Uh, it, it's probably a while before that. I, I applaud them for their ambition, for what they're going for here, which is, you know, pretty comprehensive, uh, output. So if this is their first, you know, version of it, then I'm pretty bullish on what their subsequent versions are gonna be like. Kudos to them.
Ethan: Keep it up. Absolutely. Well, as always, what else are y'all seeing? Farb?
Farb: I found out that you can access GPT4 32k on Poe, and that's pretty flipping cool if you know, it's, it's uh, you gotta be a subscriber, you gotta pay. But the fact that you can get your hands on, I mean, I feel like nobody's really talking about this, and most people I think, don't even think you can use GPT4 32k, uh, anywhere right now.
But seems like if you get yourself up on po, you'll. You'll have it right in the iPhone app.
Conner: It's pretty awesome. Is that, is that new? Is that like, is this like today you're the first user of it or what?
Farb: You know, it's kind of, you know, until you start using it, it's buried under the more section of more models.
Right. So don't know when it hit, to be honest. But, you know, I think once you start using it, it kind of comes up into the, the top of your experience. Uh, but I don't remember hearing anything about it.
Ethan: Wow. Well, if Open AI didn't give it to you on the playground, you better hurry before rate limits hit you.
But super cool. Yeah, Conner?
Conner: Yeah, I saw Perplexity of course, we're always big fans. Perplexity their whole copilot, search everything. Very well built platform. But yeah, they made a demo with Llama 7B chat and it's very fast. It's like ly fast. Like as soon as you hit enter, boom, spits out an entire massive paragraph.
Um, but part of that I did notice llama like. Maybe it's just a fine tuning of the chat. Maybe it's just this implementation by perplexity, but llama like rambles on a lot and you, even if you tell it to talk less, it'll continue doing that. So it's interesting.
Ethan: Super cool. Yeah, I saw a, a really cool tweet from Justin Alvey.
He jailbroke a Google Home mini and pretty much was able to connect it to the cloud, but their own LLM put a new voice on it and it kind of paints you the picture of, you have these big companies, shipping Siri, you have this big company shipping Google Assistant. They're also monotone. They're all the same.

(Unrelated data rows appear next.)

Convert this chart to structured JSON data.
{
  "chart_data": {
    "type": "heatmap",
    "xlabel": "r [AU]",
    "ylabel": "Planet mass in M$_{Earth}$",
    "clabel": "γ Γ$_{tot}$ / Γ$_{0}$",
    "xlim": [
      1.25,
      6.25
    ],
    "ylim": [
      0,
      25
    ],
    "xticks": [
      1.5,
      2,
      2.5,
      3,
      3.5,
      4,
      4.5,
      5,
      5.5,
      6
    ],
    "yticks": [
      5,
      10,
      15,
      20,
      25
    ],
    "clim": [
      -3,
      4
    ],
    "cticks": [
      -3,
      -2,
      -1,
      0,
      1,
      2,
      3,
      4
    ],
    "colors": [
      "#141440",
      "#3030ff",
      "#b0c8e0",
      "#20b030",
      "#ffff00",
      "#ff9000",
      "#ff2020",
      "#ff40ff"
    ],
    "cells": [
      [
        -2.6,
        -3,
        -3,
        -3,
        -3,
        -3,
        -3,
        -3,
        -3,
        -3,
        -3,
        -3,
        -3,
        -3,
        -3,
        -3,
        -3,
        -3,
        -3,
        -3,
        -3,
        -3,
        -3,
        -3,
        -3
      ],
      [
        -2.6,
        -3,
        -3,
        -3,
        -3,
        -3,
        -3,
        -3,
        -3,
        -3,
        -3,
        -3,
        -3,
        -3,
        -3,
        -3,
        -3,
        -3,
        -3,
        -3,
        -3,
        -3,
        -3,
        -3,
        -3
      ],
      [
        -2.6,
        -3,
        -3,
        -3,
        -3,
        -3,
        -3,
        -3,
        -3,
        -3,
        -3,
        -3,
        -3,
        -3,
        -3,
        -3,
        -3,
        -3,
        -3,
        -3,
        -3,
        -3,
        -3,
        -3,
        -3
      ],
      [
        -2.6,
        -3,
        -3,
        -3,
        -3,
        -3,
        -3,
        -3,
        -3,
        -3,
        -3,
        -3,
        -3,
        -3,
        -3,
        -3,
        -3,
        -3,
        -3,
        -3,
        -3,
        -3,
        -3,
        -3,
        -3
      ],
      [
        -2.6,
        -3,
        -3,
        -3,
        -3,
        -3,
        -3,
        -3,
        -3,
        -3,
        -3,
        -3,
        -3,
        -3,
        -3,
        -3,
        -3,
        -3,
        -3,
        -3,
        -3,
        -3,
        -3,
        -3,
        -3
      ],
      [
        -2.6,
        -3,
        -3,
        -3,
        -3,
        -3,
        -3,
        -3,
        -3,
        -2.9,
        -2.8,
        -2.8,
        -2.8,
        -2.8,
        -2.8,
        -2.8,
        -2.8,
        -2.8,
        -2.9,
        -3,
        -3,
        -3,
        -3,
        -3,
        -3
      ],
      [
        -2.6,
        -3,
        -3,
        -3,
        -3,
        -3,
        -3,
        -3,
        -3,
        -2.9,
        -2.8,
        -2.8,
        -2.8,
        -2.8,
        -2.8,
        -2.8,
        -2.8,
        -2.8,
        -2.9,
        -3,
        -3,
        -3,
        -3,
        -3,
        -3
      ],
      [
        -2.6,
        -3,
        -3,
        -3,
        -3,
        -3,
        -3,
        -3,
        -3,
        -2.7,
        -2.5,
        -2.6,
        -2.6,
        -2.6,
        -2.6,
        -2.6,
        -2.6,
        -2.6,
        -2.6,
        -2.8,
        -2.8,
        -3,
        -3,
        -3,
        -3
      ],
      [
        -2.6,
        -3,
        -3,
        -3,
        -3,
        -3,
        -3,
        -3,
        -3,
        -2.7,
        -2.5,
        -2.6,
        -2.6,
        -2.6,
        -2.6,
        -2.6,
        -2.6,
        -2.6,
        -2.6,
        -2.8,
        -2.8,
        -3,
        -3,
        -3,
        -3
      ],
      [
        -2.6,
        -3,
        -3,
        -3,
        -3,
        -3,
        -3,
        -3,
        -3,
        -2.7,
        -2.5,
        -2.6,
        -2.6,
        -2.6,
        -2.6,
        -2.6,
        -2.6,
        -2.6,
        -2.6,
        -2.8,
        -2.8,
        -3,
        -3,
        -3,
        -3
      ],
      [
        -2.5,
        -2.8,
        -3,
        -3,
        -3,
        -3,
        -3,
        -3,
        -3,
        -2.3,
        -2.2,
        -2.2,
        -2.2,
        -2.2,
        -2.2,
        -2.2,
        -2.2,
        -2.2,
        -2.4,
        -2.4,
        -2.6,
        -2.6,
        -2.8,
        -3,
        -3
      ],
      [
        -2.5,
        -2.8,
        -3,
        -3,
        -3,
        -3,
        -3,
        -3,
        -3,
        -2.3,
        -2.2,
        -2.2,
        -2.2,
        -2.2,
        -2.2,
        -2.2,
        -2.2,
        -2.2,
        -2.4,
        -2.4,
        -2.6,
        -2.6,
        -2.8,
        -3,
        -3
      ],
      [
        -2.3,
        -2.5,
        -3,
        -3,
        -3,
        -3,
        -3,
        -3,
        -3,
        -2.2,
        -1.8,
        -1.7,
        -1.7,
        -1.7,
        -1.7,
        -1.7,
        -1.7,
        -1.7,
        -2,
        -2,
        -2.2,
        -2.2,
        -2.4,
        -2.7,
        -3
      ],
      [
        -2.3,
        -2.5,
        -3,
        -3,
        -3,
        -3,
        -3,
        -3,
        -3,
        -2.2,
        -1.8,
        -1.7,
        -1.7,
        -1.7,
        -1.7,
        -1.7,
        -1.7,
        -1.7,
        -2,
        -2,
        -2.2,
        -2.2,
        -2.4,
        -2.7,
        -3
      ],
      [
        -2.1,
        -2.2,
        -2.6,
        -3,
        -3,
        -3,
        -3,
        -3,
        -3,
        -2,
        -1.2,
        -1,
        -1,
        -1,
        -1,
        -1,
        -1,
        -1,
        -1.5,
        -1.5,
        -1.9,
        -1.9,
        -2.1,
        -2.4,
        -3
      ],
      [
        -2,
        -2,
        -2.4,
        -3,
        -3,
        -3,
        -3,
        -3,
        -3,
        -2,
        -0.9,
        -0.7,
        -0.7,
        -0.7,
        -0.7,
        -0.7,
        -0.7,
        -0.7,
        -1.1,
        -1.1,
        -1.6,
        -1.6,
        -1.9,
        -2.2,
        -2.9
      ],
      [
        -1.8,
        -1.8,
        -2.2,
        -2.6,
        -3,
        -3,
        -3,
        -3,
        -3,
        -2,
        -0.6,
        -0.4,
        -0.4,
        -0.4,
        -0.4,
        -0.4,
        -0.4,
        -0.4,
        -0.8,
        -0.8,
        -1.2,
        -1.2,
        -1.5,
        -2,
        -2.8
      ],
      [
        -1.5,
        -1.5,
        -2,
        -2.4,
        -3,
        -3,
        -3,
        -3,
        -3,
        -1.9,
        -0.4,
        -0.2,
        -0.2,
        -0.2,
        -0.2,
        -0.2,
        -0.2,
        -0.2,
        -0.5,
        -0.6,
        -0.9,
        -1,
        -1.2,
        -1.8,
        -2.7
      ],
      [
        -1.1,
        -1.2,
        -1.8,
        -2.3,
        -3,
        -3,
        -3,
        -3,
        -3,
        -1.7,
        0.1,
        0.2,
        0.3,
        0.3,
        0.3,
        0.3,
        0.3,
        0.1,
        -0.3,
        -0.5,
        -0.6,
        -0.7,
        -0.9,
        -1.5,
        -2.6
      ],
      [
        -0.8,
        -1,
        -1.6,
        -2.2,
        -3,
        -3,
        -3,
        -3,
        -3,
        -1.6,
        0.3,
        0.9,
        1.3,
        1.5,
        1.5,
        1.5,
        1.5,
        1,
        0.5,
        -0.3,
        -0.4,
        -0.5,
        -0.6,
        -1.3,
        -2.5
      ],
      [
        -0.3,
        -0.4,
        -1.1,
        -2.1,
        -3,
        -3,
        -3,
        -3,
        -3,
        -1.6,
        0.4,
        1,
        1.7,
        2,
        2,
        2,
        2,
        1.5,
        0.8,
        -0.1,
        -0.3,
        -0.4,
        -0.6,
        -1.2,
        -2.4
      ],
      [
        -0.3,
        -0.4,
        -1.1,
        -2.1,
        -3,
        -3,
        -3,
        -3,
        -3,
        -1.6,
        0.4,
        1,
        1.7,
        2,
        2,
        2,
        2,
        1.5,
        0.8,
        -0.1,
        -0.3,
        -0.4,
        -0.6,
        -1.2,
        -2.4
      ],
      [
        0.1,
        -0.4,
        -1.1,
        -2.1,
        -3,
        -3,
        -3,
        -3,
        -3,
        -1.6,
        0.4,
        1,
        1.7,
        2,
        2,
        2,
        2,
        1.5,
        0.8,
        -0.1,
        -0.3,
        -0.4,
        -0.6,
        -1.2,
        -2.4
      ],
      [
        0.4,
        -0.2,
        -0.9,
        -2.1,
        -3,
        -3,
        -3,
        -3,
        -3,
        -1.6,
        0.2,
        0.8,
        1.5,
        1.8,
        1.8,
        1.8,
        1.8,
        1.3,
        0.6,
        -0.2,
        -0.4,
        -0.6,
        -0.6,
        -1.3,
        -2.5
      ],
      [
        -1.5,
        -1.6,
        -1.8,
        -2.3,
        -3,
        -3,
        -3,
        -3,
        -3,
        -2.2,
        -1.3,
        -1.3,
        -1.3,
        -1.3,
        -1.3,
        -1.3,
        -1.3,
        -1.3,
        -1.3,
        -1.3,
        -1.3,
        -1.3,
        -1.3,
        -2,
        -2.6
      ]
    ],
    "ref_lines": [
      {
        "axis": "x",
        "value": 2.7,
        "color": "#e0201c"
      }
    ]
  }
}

What does the world look like if people have differentiated versions? So really cool hack he put together. I think he replaced the whole PCB as well.
Farb: I was gonna say it's a little bit more than a jailbreak there. Exactly. Replaced
Ethan: pcb. Yeah. Yeah. He put some real work into it and got a well-deserved viral tweet out of it.
Um, so super cool to him. We'll link it below, check it out. But as always, thank you guys for tuning into AI Daily and we will see you again tomorrow.